The U.S. Chamber of Commerce is calling the coming war over the bill “Armageddon.” Such corporate titans as former General Electric head Jack Welch, outgoing Wal-Mart C.E.O. Lee Scott, and Home Depot co-founder Bernie Marcus are denouncing it. At the World Business Forum, Welch was apoplectic: “If business leaders are not aware of this terrible piece of legislation, they should be. It would hurt us dramatically in our ability to be competitive globally.” Political veteran Mark McKinnon, a former media adviser to George W. Bush, says he’s “never seen business this fired up.”
On the other side, Andy Stern, president of the Service Employees International Union, tells me the legislation “is essential for workers to be able to share in the wealth of their employers.” Stern matters, and he will continue to matter during the Obama administration. With 2 million members, the S.E.I.U. is the largest and fastest-growing union in North America, and its endorsement of Obama gave the first-term senator’s campaign a big lift during the Democratic primaries in 2008.
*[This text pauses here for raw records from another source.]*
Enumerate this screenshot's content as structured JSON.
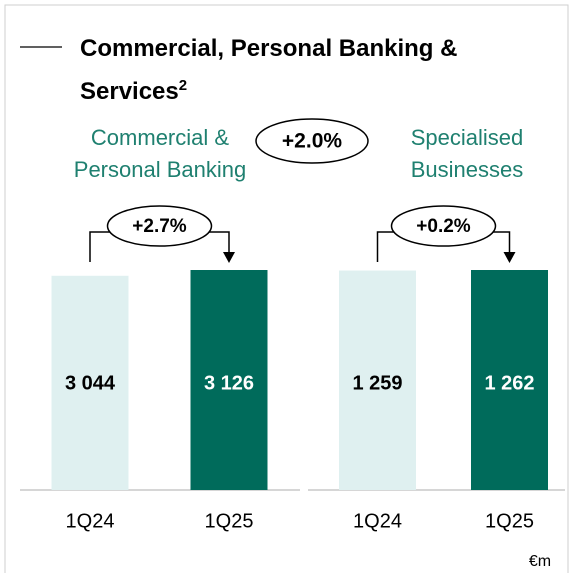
{
  "header": {
    "title": "Commercial, Personal Banking & Services",
    "superscript": "2",
    "change": "+2.0%",
    "unit": "€m"
  },
  "chart_data": [
    {
      "type": "bar",
      "title": "Commercial & Personal Banking",
      "change": "+2.7%",
      "categories": [
        "1Q24",
        "1Q25"
      ],
      "values": [
        3044,
        3126
      ],
      "value_labels": [
        "3 044",
        "3 126"
      ],
      "colors": [
        "#dff0f0",
        "#006b5b"
      ],
      "ylim": [
        0,
        3126
      ]
    },
    {
      "type": "bar",
      "title": "Specialised Businesses",
      "change": "+0.2%",
      "categories": [
        "1Q24",
        "1Q25"
      ],
      "values": [
        1259,
        1262
      ],
      "value_labels": [
        "1 259",
        "1 262"
      ],
      "colors": [
        "#dff0f0",
        "#006b5b"
      ],
      "ylim": [
        0,
        1262
      ]
    }
  ]
}
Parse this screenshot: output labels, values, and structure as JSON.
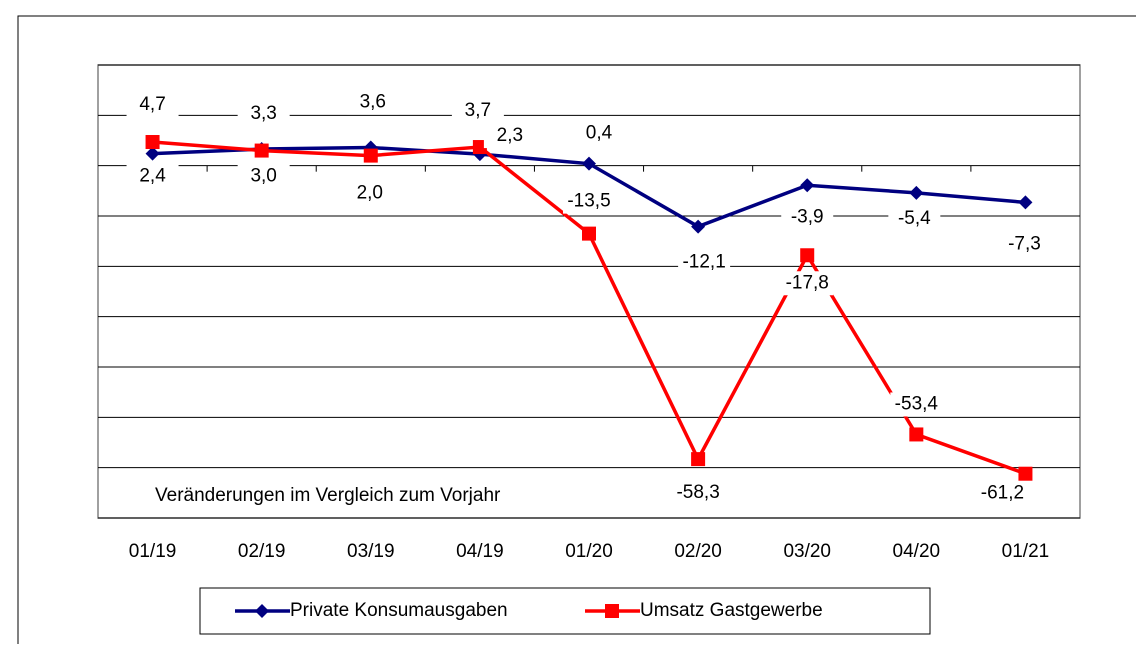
{
  "chart_data": {
    "type": "line",
    "annotation": "Veränderungen im Vergleich zum Vorjahr",
    "categories": [
      "01/19",
      "02/19",
      "03/19",
      "04/19",
      "01/20",
      "02/20",
      "03/20",
      "04/20",
      "01/21"
    ],
    "series": [
      {
        "name": "Private Konsumausgaben",
        "color": "#000080",
        "marker": "diamond",
        "values": [
          2.4,
          3.3,
          3.6,
          2.3,
          0.4,
          -12.1,
          -3.9,
          -5.4,
          -7.3
        ],
        "value_labels": [
          "2,4",
          "3,3",
          "3,6",
          "2,3",
          "0,4",
          "-12,1",
          "-3,9",
          "-5,4",
          "-7,3"
        ]
      },
      {
        "name": "Umsatz Gastgewerbe",
        "color": "#ff0000",
        "marker": "square",
        "values": [
          4.7,
          3.0,
          2.0,
          3.7,
          -13.5,
          -58.3,
          -17.8,
          -53.4,
          -61.2
        ],
        "value_labels": [
          "4,7",
          "3,0",
          "2,0",
          "3,7",
          "-13,5",
          "-58,3",
          "-17,8",
          "-53,4",
          "-61,2"
        ]
      }
    ],
    "ylim": [
      -70,
      20
    ],
    "yticks": [
      -70,
      -60,
      -50,
      -40,
      -30,
      -20,
      -10,
      0,
      10,
      20
    ],
    "grid": true
  }
}
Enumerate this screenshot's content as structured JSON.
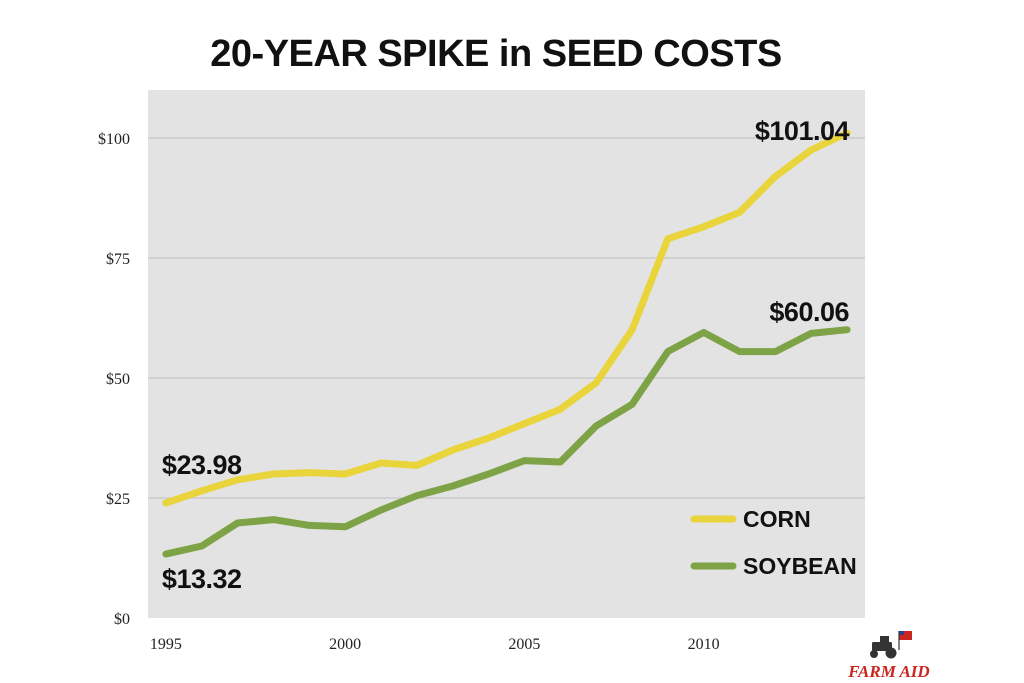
{
  "chart_data": {
    "type": "line",
    "title": "20-YEAR SPIKE in SEED COSTS",
    "xlabel": "",
    "ylabel": "",
    "xlim": [
      1994.5,
      2014.5
    ],
    "ylim": [
      0,
      110
    ],
    "x_ticks": [
      1995,
      2000,
      2005,
      2010
    ],
    "y_ticks": [
      {
        "value": 0,
        "label": "$0"
      },
      {
        "value": 25,
        "label": "$25"
      },
      {
        "value": 50,
        "label": "$50"
      },
      {
        "value": 75,
        "label": "$75"
      },
      {
        "value": 100,
        "label": "$100"
      }
    ],
    "grid": "horizontal",
    "legend_position": "bottom-right",
    "x": [
      1995,
      1996,
      1997,
      1998,
      1999,
      2000,
      2001,
      2002,
      2003,
      2004,
      2005,
      2006,
      2007,
      2008,
      2009,
      2010,
      2011,
      2012,
      2013,
      2014
    ],
    "series": [
      {
        "name": "CORN",
        "color": "#e9d43c",
        "values": [
          23.98,
          26.5,
          28.8,
          30.0,
          30.3,
          30.0,
          32.3,
          31.8,
          35.0,
          37.5,
          40.5,
          43.5,
          49.0,
          60.0,
          79.0,
          81.5,
          84.5,
          92.0,
          97.5,
          101.04
        ]
      },
      {
        "name": "SOYBEAN",
        "color": "#7ea347",
        "values": [
          13.32,
          15.0,
          19.8,
          20.5,
          19.3,
          19.0,
          22.5,
          25.5,
          27.5,
          30.0,
          32.8,
          32.5,
          40.0,
          44.5,
          55.5,
          59.5,
          55.5,
          55.5,
          59.3,
          60.06
        ]
      }
    ],
    "annotations": [
      {
        "text": "$23.98",
        "series": "CORN",
        "x": 1995
      },
      {
        "text": "$13.32",
        "series": "SOYBEAN",
        "x": 1995
      },
      {
        "text": "$101.04",
        "series": "CORN",
        "x": 2014
      },
      {
        "text": "$60.06",
        "series": "SOYBEAN",
        "x": 2014
      }
    ]
  },
  "logo": {
    "text": "FARM AID",
    "color": "#c8261e",
    "icon": "tractor-with-flag-icon"
  }
}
There is no question that Obama favors the bill; he was one of its many co-sponsors in the Senate. But now he has to make a choice. If Obama wants the law, he can get it passed, but he’ll have to fight for it—and spend valuable political capital early in his term—when he has other priorities, like pushing health-care reform, clean-energy efforts, and an economic-stimulus measure. In 2007, the E.F.C.A. was passed by the House but was filibustered in the Senate and did not pass. This time, though Democrats enjoy a larger majority in the Senate, some in the caucus—especially new senators from conservative states, like Mark Begich of Alaska—might not stand up against a Republican filibuster.